Revolution #140, August 17, 2008
Chicago Bud Billiken Parade
“Get in the Streets to Stop Police Terror”
On August 9, a contingent marched against the recent murderous rampage by the Chicago police in this year’s Bud Billiken parade, the largest African American parade in the U.S. The response from the crowd was tremendous—fists in the air, cheers and people chanting along. Despite bouts of pouring rain, 15,000 Revolution newspaper broadsheets were gotten out with the headline “Chicago Cops Shoot 12, Kill 6 in 4 Weeks: Trigger Happy Police…and a Criminal System.” The back page tells the stories of 9 of the police shooting victims, including 17-year-old Jonathan Pinkerton, who had been planning on looking for college this summer but instead now lies paralyzed by a police bullet to the back.

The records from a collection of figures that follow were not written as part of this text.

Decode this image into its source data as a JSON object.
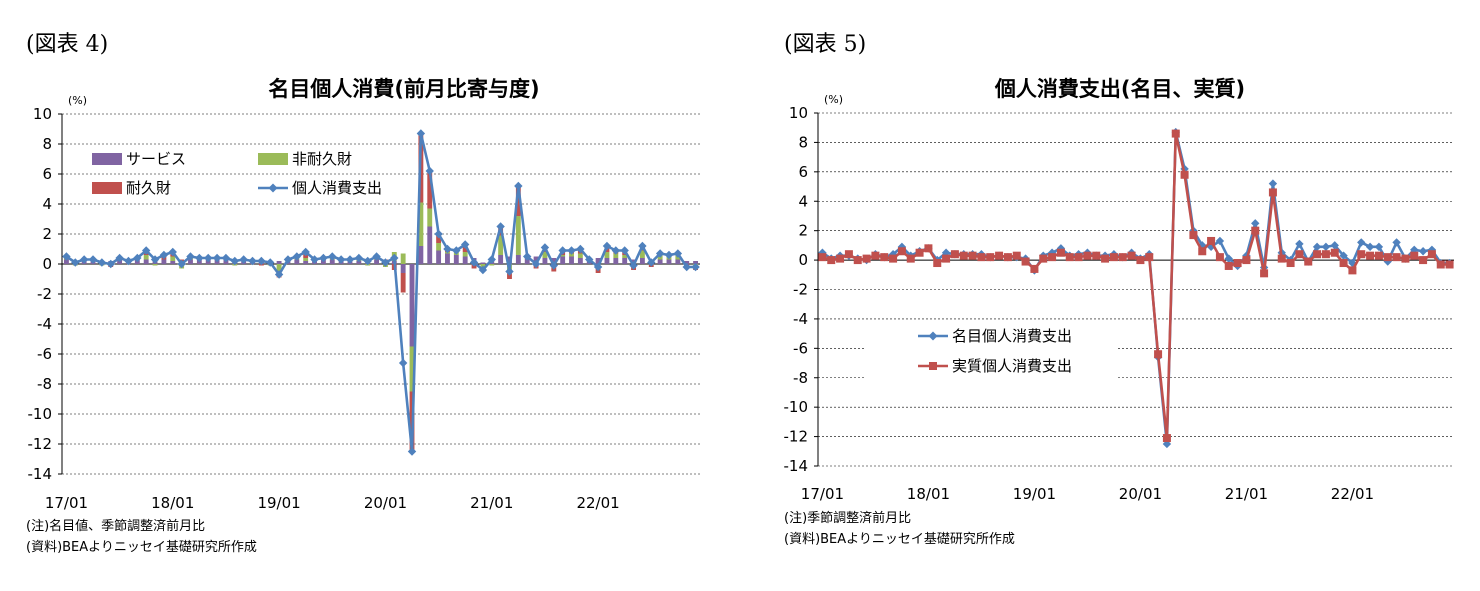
{
  "figure4": {
    "label": "(図表 4)",
    "notes": [
      "(注)名目値、季節調整済前月比",
      "(資料)BEAよりニッセイ基礎研究所作成"
    ],
    "chart_data": {
      "type": "bar",
      "title": "名目個人消費(前月比寄与度)",
      "ylabel": "(%)",
      "ylim": [
        -14,
        10
      ],
      "yticks": [
        10,
        8,
        6,
        4,
        2,
        0,
        -2,
        -4,
        -6,
        -8,
        -10,
        -12,
        -14
      ],
      "xticklabels": [
        "17/01",
        "18/01",
        "19/01",
        "20/01",
        "21/01",
        "22/01"
      ],
      "grid": true,
      "legend_position": "top-left",
      "stacked": true,
      "series": [
        {
          "name": "サービス",
          "type": "bar",
          "color": "#8064A2",
          "values": [
            0.3,
            0.2,
            0.2,
            0.3,
            0.2,
            0.2,
            0.3,
            0.2,
            0.3,
            0.3,
            0.3,
            0.3,
            0.2,
            0.2,
            0.3,
            0.3,
            0.3,
            0.3,
            0.3,
            0.2,
            0.3,
            0.2,
            0.3,
            0.2,
            0.2,
            0.2,
            0.3,
            0.2,
            0.3,
            0.3,
            0.3,
            0.2,
            0.3,
            0.2,
            0.3,
            0.3,
            0.2,
            0.2,
            -0.6,
            -5.5,
            1.2,
            2.5,
            0.9,
            0.7,
            0.6,
            0.5,
            0.4,
            0.1,
            0.2,
            0.6,
            0.5,
            0.6,
            0.5,
            0.5,
            0.4,
            0.4,
            0.5,
            0.5,
            0.4,
            0.3,
            0.4,
            0.4,
            0.4,
            0.4,
            0.3,
            0.4,
            0.3,
            0.3,
            0.3,
            0.3,
            0.2,
            0.2
          ]
        },
        {
          "name": "非耐久財",
          "type": "bar",
          "color": "#9BBB59",
          "values": [
            0.1,
            -0.1,
            0.1,
            0.0,
            -0.1,
            0.0,
            0.1,
            0.0,
            0.0,
            0.3,
            -0.1,
            0.0,
            0.3,
            -0.3,
            0.1,
            0.0,
            0.1,
            0.0,
            0.1,
            -0.1,
            0.0,
            0.0,
            0.0,
            -0.1,
            -0.5,
            0.1,
            0.1,
            0.2,
            0.0,
            0.0,
            0.1,
            0.0,
            0.0,
            0.1,
            -0.1,
            0.2,
            -0.2,
            0.6,
            0.7,
            -3.0,
            2.9,
            1.2,
            0.5,
            0.1,
            0.2,
            0.3,
            0.0,
            -0.3,
            -0.1,
            1.3,
            -0.4,
            2.6,
            0.0,
            -0.1,
            0.4,
            -0.2,
            0.1,
            0.2,
            0.3,
            0.0,
            -0.3,
            0.4,
            0.3,
            0.2,
            -0.2,
            0.5,
            0.0,
            0.3,
            0.2,
            0.3,
            0.0,
            -0.2
          ]
        },
        {
          "name": "耐久財",
          "type": "bar",
          "color": "#C0504D",
          "values": [
            0.1,
            0.0,
            0.0,
            0.0,
            0.0,
            -0.2,
            0.0,
            0.0,
            0.1,
            0.3,
            0.1,
            0.3,
            0.3,
            0.1,
            0.1,
            0.1,
            0.0,
            0.1,
            0.0,
            0.1,
            0.0,
            0.0,
            -0.1,
            0.0,
            -0.4,
            0.0,
            0.1,
            0.4,
            0.0,
            0.1,
            0.1,
            0.1,
            0.0,
            0.1,
            0.0,
            0.0,
            0.1,
            -0.4,
            -1.3,
            -4.0,
            4.6,
            2.5,
            0.6,
            0.2,
            0.1,
            0.5,
            -0.3,
            -0.2,
            0.2,
            0.6,
            -0.6,
            2.0,
            0.0,
            -0.2,
            0.3,
            -0.3,
            0.3,
            0.2,
            0.3,
            0.0,
            -0.3,
            0.4,
            0.2,
            0.3,
            -0.2,
            0.3,
            -0.2,
            0.2,
            0.1,
            0.1,
            -0.2,
            -0.2
          ]
        },
        {
          "name": "個人消費支出",
          "type": "line",
          "color": "#4F81BD",
          "values": [
            0.5,
            0.1,
            0.3,
            0.3,
            0.1,
            0.0,
            0.4,
            0.2,
            0.4,
            0.9,
            0.3,
            0.6,
            0.8,
            0.0,
            0.5,
            0.4,
            0.4,
            0.4,
            0.4,
            0.2,
            0.3,
            0.2,
            0.2,
            0.1,
            -0.7,
            0.3,
            0.5,
            0.8,
            0.3,
            0.4,
            0.5,
            0.3,
            0.3,
            0.4,
            0.2,
            0.5,
            0.1,
            0.4,
            -6.6,
            -12.5,
            8.7,
            6.2,
            2.0,
            1.0,
            0.9,
            1.3,
            0.1,
            -0.4,
            0.3,
            2.5,
            -0.5,
            5.2,
            0.5,
            0.0,
            1.1,
            -0.1,
            0.9,
            0.9,
            1.0,
            0.3,
            -0.2,
            1.2,
            0.9,
            0.9,
            -0.1,
            1.2,
            0.1,
            0.7,
            0.6,
            0.7,
            -0.2,
            -0.2
          ]
        }
      ]
    }
  },
  "figure5": {
    "label": "(図表 5)",
    "notes": [
      "(注)季節調整済前月比",
      "(資料)BEAよりニッセイ基礎研究所作成"
    ],
    "chart_data": {
      "type": "line",
      "title": "個人消費支出(名目、実質)",
      "ylabel": "(%)",
      "ylim": [
        -14,
        10
      ],
      "yticks": [
        10,
        8,
        6,
        4,
        2,
        0,
        -2,
        -4,
        -6,
        -8,
        -10,
        -12,
        -14
      ],
      "xticklabels": [
        "17/01",
        "18/01",
        "19/01",
        "20/01",
        "21/01",
        "22/01"
      ],
      "grid": true,
      "legend_position": "center-left",
      "series": [
        {
          "name": "名目個人消費支出",
          "color": "#4F81BD",
          "marker": "diamond",
          "values": [
            0.5,
            0.1,
            0.3,
            0.3,
            0.1,
            0.0,
            0.4,
            0.2,
            0.4,
            0.9,
            0.3,
            0.6,
            0.8,
            0.0,
            0.5,
            0.4,
            0.4,
            0.4,
            0.4,
            0.2,
            0.3,
            0.2,
            0.2,
            0.1,
            -0.7,
            0.3,
            0.5,
            0.8,
            0.3,
            0.4,
            0.5,
            0.3,
            0.3,
            0.4,
            0.2,
            0.5,
            0.1,
            0.4,
            -6.6,
            -12.5,
            8.7,
            6.2,
            2.0,
            1.0,
            0.9,
            1.3,
            0.1,
            -0.4,
            0.3,
            2.5,
            -0.5,
            5.2,
            0.5,
            0.0,
            1.1,
            -0.1,
            0.9,
            0.9,
            1.0,
            0.3,
            -0.2,
            1.2,
            0.9,
            0.9,
            -0.1,
            1.2,
            0.1,
            0.7,
            0.6,
            0.7,
            -0.2,
            -0.2
          ]
        },
        {
          "name": "実質個人消費支出",
          "color": "#C0504D",
          "marker": "square",
          "values": [
            0.2,
            0.0,
            0.1,
            0.4,
            0.0,
            0.1,
            0.3,
            0.2,
            0.1,
            0.6,
            0.1,
            0.5,
            0.8,
            -0.2,
            0.1,
            0.4,
            0.3,
            0.3,
            0.2,
            0.2,
            0.3,
            0.2,
            0.3,
            -0.1,
            -0.6,
            0.1,
            0.2,
            0.5,
            0.2,
            0.2,
            0.3,
            0.3,
            0.1,
            0.2,
            0.2,
            0.3,
            0.0,
            0.2,
            -6.4,
            -12.1,
            8.6,
            5.8,
            1.7,
            0.6,
            1.3,
            0.2,
            -0.4,
            -0.2,
            0.0,
            2.0,
            -0.9,
            4.6,
            0.1,
            -0.2,
            0.4,
            -0.1,
            0.4,
            0.4,
            0.5,
            -0.2,
            -0.7,
            0.4,
            0.3,
            0.3,
            0.2,
            0.2,
            0.1,
            0.3,
            0.0,
            0.4,
            -0.3,
            -0.3
          ]
        }
      ]
    }
  }
}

At the start of the parade, the parade organizer along with the police attempted to silence this contingent by not allowing them to carry their banner which read “Get in the streets to stop police terror! Indict, convict, jail the killer cops!” A police sergeant said he didn’t want the signs against police shootings “to rile up the crowd.” The contingent did join the march and brought out signs that memorialized the victims of the criminal police shootings. They seemed to be the only contingent that had four police escorts the entire way.

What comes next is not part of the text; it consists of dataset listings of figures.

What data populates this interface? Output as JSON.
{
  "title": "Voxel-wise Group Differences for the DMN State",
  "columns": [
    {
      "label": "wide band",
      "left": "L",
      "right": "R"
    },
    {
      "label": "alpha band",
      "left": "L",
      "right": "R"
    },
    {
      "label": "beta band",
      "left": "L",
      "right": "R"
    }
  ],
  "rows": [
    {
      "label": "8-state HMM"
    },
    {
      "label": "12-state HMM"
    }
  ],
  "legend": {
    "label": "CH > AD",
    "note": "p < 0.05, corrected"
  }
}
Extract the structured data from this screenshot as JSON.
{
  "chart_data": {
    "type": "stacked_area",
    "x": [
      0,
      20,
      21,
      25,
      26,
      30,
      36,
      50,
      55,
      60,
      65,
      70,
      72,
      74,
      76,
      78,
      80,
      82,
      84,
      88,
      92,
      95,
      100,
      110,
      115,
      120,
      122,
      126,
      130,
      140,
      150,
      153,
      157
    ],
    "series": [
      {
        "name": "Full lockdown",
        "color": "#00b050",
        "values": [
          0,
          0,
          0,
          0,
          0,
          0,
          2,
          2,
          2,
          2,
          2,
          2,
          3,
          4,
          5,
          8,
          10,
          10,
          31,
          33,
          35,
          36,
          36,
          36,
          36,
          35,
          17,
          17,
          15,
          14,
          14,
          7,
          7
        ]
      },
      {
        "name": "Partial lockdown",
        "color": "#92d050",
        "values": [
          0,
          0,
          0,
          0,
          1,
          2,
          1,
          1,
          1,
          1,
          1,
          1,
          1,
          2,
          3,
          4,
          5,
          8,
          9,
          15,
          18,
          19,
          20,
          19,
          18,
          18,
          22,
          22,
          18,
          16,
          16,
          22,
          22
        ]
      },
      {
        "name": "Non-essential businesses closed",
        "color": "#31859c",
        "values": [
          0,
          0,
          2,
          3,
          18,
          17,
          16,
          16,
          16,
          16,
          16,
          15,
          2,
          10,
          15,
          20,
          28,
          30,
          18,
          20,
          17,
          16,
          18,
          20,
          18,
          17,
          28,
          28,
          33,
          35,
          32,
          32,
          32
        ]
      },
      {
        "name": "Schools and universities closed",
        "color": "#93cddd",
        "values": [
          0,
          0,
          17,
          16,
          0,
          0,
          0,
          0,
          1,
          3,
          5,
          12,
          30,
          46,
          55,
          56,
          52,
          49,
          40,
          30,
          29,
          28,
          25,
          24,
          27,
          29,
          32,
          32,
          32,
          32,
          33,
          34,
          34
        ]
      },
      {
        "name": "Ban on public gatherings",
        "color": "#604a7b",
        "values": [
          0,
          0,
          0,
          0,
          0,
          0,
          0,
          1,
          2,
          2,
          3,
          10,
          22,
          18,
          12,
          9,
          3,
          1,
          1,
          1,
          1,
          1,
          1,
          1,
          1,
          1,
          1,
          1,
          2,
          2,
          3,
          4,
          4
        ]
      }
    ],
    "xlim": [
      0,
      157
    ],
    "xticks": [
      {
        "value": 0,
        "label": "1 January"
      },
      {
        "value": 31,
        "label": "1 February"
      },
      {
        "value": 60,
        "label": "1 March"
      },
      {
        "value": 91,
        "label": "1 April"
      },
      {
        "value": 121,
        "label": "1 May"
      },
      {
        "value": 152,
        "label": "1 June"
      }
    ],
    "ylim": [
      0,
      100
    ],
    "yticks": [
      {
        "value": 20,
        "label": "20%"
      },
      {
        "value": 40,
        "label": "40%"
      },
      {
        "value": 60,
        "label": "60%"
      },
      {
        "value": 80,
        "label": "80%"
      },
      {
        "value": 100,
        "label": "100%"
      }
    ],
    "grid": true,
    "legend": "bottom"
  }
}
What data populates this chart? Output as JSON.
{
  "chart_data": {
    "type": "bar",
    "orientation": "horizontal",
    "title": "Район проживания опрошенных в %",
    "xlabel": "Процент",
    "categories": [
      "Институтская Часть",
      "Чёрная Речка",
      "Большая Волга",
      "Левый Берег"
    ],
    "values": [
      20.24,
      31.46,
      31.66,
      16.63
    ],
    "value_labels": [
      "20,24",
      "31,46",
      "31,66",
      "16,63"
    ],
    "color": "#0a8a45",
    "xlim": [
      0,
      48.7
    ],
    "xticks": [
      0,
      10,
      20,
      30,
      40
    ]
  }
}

This contingent at the Bud Billiken parade and the Revolution broadsheet were very important at a time when too few people are aware of the police shooting spree—and when there is an urgent need to set a different tone where the outrages and abuses by the police, especially in the oppressed communities, are not tolerated or accepted. Many people took stacks of the broadsheet to take back to their apartment buildings, churches, and workplaces to pass out to friends and family. One participant in the contingent said, “People were appreciative we were out there and now they have to take that righteous outrage we tapped into and spread it.”